If ${S_m} = {S_n}$ for some A.P, then prove that ${S_{m + n}} = 0$.

Answer 1

Hint:
We will write the sum of first $m$ and $n$ terms of A.P. and then put them equal. Simplify the expression and find the value of $2a$. Then, write the expression of ${S_{m + n}}$ and substitute the value of $2a$ and solve the equation further.

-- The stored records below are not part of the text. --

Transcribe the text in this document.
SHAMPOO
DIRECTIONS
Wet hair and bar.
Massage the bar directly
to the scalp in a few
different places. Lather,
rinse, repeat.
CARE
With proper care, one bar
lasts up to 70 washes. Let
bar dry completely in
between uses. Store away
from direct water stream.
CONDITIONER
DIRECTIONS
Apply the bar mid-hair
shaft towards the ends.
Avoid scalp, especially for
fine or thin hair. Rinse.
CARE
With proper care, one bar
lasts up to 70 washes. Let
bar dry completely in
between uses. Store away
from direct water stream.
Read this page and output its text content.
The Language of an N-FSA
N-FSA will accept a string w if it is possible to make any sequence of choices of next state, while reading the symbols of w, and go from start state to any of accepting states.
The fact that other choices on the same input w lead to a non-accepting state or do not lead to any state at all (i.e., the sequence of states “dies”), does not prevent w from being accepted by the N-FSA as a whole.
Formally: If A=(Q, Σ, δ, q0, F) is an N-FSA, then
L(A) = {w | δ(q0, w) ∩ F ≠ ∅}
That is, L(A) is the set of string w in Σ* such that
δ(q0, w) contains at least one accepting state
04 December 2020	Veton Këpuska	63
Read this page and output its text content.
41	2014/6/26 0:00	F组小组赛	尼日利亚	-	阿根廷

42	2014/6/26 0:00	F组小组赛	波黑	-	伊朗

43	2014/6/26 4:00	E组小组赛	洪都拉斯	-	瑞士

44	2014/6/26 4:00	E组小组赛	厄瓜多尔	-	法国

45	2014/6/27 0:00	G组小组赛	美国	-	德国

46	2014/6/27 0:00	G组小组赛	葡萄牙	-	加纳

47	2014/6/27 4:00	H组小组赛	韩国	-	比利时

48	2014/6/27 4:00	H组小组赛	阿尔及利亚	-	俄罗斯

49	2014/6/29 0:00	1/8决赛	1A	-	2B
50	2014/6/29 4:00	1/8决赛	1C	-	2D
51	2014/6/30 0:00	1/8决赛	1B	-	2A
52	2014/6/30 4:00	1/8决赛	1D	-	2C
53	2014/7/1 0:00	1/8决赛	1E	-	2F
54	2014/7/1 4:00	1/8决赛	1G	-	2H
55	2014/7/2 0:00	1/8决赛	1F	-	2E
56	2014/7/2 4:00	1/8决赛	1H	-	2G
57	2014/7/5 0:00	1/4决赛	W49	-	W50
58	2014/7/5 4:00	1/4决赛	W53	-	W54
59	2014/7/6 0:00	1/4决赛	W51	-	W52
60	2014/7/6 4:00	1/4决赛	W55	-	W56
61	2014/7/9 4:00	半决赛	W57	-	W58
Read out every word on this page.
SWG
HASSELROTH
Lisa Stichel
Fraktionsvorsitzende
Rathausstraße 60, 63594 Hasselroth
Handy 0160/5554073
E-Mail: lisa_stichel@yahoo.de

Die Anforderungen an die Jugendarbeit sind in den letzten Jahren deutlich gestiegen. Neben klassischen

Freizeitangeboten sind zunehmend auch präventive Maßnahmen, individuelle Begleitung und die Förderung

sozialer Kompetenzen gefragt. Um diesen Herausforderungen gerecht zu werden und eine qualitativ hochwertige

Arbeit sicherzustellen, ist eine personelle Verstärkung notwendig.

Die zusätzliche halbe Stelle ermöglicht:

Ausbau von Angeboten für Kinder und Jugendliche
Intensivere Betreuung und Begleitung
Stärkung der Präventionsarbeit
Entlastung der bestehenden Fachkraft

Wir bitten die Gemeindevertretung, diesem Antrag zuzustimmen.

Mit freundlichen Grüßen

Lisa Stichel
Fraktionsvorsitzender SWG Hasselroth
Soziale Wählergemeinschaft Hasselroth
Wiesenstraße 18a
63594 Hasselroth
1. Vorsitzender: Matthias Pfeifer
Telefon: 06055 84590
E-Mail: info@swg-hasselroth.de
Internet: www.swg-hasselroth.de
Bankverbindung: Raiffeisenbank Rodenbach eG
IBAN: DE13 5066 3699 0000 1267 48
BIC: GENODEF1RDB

Complete step by step solution:
We are given that ${S_m} = {S_n}$
Let the first term of the A.P. is $a$ and let the common difference of the A.P. is $d$, then
${S_m} = \dfrac{m}{2}\left( {2a + \left( {m - 1} \right)d} \right)$ and
${S_n} = \dfrac{n}{2}\left( {2a + \left( {n - 1} \right)d} \right)$
From the given condition,
$\dfrac{m}{2}\left( {2a + \left( {m - 1} \right)d} \right) = \dfrac{n}{2}\left( {2a + \left( {n - 1} \right)d} \right)0$
On simplifying it whether, we will get,
$
  m\left( {2a + \left( {m - 1} \right)d} \right) = n\left( {2a + \left( {n - 1} \right)d} \right) \\
   \Rightarrow 2am + \left( {m - 1} \right)md = 2an\left( {n - 1} \right)md
$
Now, we will put like terms together,
$
  2am - 2an = \left( {n - 1} \right)nd - \left( {m - 1} \right)md \\
   \Rightarrow 2a\left( {m - n} \right) = d\left( {{n^2} - n - {m^2} + m} \right) \\
   \Rightarrow 2a\left( {m - n} \right) = d\left( {{n^2} - {m^2} - n + m} \right)
$
Apply the formula, ${a^2} - {b^2} = \left( {a + b} \right)\left( {a - b} \right)$
$
  2a\left( {m - n} \right) = d\left( { - \left( {m + n} \right)\left( {m - n} \right) - \left( {m + n} \right)} \right) \\
   \Rightarrow 2a\left( {m - n} \right) = d\left( {m - n} \right)\left( {1 - m - n} \right) \\
   \Rightarrow 2a = d\left( {1 - m - n} \right)
$
We have to find the value of ${S_{m + n}}$ which is also equal to ${S_{m + n}} = \dfrac{{m + n}}{2}\left( {2a + \left( {m + n - 1} \right)d} \right)$
We will now substitute the value of $2a$ in the above equation.
$
  {S_{m + n}} = \dfrac{{m + n}}{2}\left( {d\left( {1 - m - n} \right) + \left( {m + n - 1} \right)d} \right) \\
   \Rightarrow {S_{m + n}} = \dfrac{{m + n}}{2}\left( {d - dm - dn + dm + dn - d} \right) \\
   \Rightarrow {S_{m + n}} = \dfrac{{m + n}}{2}\left( 0 \right) \\
   \Rightarrow {S_{m + n}} = 0
$

Hence, the sum of ${S_{m + n}}$ is 0.

Note:
In an A.P., the sequence is of type $a,a + d,a + 2d,a + 3d,......$. The ${n^{th}}$ term of the sequence is given as ${a_n} = a + \left( {n - 1} \right)d$. And the sum of $n$ terms of sequence is given by $\dfrac{n}{2}\left( {2a + \left( {n - 1} \right)d} \right)$ and $\dfrac{n}{2}\left( {a + {a_n}} \right)$